Tuesday morning at dawn, on his Twitter account, Donald Trump disputed the accusations of "chaos" that the departure of Hope Hicks and another adviser, Josh Raffel, revived. “There are always departures and arrivals and I like the robust dialogues before making a decision. I still have people I want to change (still striving for perfection). There is no chaos, only great energy! “, assured the president.

During a joint press conference with the Swedish Prime Minister visiting the White House, Stefan Löfven, Donald Trump added on Tuesday afternoon by assuring: "I like conflict", in an obvious allusion to the lively internal debate fueled by the protectionist shift. Facing him, the chair reserved for Gary Cohn in the American delegation remained empty.

Mr. On this occasion, Trump praised the attractiveness that he believed his administration would benefit from; no doubt to put the effects of the current hemorrhage into perspective. "Everyone wants to be part of it," he said. Departures are likely to continue. Among the most exposed positions today is that held by General H. R. McMaster, appointed in March after the hasty departure of the president's first national security adviser, Michael Flynn, now prosecuted for lying to the federal police. In turn, the NBC chain and the Wall Street Journal spoke in great detail about the degraded relationship that the president would have with his main adviser for strategic affairs.

Read also Defections around Trump: Goldman Sachs alumni slip away

Priebus' behind-the-scenes revelations

Mr. Trump's chief of staff, John Kelly , is also the subject of a virulent campaign orchestrated by relatives of the president, whom this former marine general dismissed from the White House as soon as he took office in July. John Kelly had been appointed to bring order to an administration plagued by divisions. He had to leave for this the post of secretary of internal security which he loved. “I guess I must have done something wrong, and God punished me,” he commented Thursday in a humorous allusion to internal tensions.

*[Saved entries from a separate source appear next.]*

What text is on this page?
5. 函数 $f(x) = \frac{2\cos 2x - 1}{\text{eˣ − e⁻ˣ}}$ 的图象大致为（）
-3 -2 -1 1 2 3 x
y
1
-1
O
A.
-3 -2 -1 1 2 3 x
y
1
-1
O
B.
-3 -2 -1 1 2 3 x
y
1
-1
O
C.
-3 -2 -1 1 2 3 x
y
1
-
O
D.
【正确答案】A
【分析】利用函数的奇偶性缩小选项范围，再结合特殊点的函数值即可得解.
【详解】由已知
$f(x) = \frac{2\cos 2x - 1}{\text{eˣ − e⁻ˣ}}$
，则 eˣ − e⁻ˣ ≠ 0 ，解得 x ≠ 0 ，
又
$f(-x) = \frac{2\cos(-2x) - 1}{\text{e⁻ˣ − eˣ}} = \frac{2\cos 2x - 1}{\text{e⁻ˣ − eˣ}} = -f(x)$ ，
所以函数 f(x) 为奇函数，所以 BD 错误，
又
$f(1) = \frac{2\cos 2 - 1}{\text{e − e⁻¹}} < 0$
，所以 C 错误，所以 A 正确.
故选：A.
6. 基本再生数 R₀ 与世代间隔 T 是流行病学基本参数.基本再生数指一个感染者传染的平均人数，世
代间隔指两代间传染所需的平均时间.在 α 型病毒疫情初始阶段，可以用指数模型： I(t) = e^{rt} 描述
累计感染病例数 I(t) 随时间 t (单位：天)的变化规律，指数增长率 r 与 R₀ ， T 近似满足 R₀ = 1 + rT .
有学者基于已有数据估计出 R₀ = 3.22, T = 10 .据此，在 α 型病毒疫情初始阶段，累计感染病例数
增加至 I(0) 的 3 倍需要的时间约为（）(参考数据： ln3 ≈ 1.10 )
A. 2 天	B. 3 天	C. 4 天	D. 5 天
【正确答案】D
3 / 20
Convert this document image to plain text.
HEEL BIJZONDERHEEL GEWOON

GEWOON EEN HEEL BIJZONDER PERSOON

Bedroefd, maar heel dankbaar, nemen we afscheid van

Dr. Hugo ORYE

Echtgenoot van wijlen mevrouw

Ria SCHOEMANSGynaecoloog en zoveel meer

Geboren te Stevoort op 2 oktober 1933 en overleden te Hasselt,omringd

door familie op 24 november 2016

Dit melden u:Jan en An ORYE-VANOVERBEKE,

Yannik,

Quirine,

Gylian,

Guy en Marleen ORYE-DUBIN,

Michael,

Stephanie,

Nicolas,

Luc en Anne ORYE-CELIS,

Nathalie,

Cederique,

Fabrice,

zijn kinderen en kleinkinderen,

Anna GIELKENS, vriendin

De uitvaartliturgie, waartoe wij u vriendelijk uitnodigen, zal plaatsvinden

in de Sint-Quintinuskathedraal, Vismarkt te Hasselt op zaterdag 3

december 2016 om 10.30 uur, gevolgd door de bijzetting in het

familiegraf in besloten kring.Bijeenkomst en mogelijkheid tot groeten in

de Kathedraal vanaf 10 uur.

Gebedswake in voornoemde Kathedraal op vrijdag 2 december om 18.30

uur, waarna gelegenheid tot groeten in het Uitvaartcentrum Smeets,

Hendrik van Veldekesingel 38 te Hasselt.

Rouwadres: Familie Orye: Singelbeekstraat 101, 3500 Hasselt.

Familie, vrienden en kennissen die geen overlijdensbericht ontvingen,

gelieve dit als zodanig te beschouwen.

Read also In one year of Donald Trump, 27 collaborators forced to resign

In the new edition of the book that the writer and documentary filmmaker Chris Whipple devotes to the post of chief of staff (The Katekeepers, Broadway Books, untranslated), the first holder of the post, Reince Priebus, draws up an unvarnished report of the six months spent alongside the president. "Take everything you hear [on the operation of the White House] and multiply by fifty", assures this cacique of the Republican Party, according to extracts published in February by the magazine Vanity Fair.